Rob Kadel's article “Data-Drive Decision Making – Not Just a Buzz Word” discusses learning management systems and the characteristics required to make them a useful part of a dynamic classroom environment. First, Kadel defines a learning management system as “a type of software or webware that manages content and student data.” The essential question Kadel asks when considering the potential of a learning management system is “Who is my audience?” He indicates that the audience for such a system includes teachers, superintendents, and administrators. Interestingly, the students are the ultimate audience which will benefit from a system, though they are not mentioned as one of the audiences in Kadel's article. Kadel then discusses three functions to consider whether a system is flexible enough to meet the informational needs of all audiences.

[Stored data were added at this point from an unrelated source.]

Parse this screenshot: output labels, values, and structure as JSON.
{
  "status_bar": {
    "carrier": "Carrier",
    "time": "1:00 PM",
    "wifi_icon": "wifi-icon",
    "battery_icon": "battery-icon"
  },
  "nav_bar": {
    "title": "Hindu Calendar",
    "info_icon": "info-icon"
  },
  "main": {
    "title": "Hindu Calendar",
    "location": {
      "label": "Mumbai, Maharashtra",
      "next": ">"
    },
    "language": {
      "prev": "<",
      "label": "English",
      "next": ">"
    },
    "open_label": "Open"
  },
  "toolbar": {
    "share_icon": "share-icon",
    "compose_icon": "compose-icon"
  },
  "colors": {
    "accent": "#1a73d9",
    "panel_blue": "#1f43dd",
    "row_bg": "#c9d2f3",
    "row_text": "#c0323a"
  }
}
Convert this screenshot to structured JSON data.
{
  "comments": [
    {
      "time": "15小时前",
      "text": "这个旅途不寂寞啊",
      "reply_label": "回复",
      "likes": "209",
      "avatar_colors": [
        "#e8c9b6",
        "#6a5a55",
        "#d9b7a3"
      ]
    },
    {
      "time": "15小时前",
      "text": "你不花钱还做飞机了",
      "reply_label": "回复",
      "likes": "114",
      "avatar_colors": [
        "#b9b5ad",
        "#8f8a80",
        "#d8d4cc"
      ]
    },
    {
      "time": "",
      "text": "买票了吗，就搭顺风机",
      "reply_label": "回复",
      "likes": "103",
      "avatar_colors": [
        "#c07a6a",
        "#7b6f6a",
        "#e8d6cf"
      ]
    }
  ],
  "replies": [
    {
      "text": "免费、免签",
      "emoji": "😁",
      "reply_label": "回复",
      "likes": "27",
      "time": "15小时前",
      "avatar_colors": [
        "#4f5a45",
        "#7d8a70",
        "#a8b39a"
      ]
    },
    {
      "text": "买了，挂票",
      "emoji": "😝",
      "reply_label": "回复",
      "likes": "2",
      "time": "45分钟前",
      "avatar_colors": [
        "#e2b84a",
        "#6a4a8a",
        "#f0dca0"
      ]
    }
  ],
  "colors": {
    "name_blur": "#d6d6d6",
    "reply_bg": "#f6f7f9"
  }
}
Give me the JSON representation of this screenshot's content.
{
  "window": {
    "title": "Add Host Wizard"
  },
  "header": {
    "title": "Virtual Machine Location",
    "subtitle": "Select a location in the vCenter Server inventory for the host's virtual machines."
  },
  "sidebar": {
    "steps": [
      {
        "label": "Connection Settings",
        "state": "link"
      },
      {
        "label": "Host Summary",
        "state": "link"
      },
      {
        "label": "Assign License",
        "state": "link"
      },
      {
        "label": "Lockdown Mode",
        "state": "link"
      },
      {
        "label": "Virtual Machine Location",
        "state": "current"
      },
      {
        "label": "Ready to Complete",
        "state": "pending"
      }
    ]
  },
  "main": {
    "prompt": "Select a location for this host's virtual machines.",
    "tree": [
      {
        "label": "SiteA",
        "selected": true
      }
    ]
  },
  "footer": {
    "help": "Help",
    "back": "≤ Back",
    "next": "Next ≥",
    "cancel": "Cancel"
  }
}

Real-time reporting – Data being used to drive instructional decisions cannot be a year, a semester, or even a month old. Kadel gives two hypothetical examples of two different 9-year-old students – one who requires help in math multiplication tables and another who struggles with reading comprehension. The instructor can click on the average class scores to drill down on individual scores and ultimately get an item analysis to determine the areas in which the entire class is struggling. A school administrator can use such data to determine where the entire school is struggling or to determine which teachers might need some additional help with their classes.
Differentiation – Kadel indicates that “lack of time is perhaps the main reason that true differentiation of instruction has yet to be widely applied.” Ideally, to ease this time burden, a learning management system will have rules or algorithms to send an email to alert the instructor when either of these students needs remediation or perhaps a new style of exercises for learning.
Grouping for learning styles – Because students have different learning styles, a high quality learning management system allows for grouping students in particular ways based on their learning styles.
Finally, Kadel summarizes the the key points needed in a systems that provides data-driven decision making:
Analyzing the data collected
Identifying meaningful patterns
Alerting educators to learner challenges
Suggesting exercises to meet student needs
The learning management system that we use at Reading School District is Study Island. This year, we used Study Island in preparation for PSSA testing. Specifically, students were to complete one mathematics Study Island unit each week from mid-October to February. The data for the entire 11th grade class was then analyzed to determine the areas needing more targeted focus in the weeks directly prior to the PSSA tests. This strategy proved successful in the past for the PSSA Reading scores. We are still awaiting the Mathematics results this year to determine if our strategy proved similar results in PSSA Math.
Kadel, R. (2010, May). "data-driven decision making - not just a buzz word". Learning & Leading with Technology, 37, 18-21.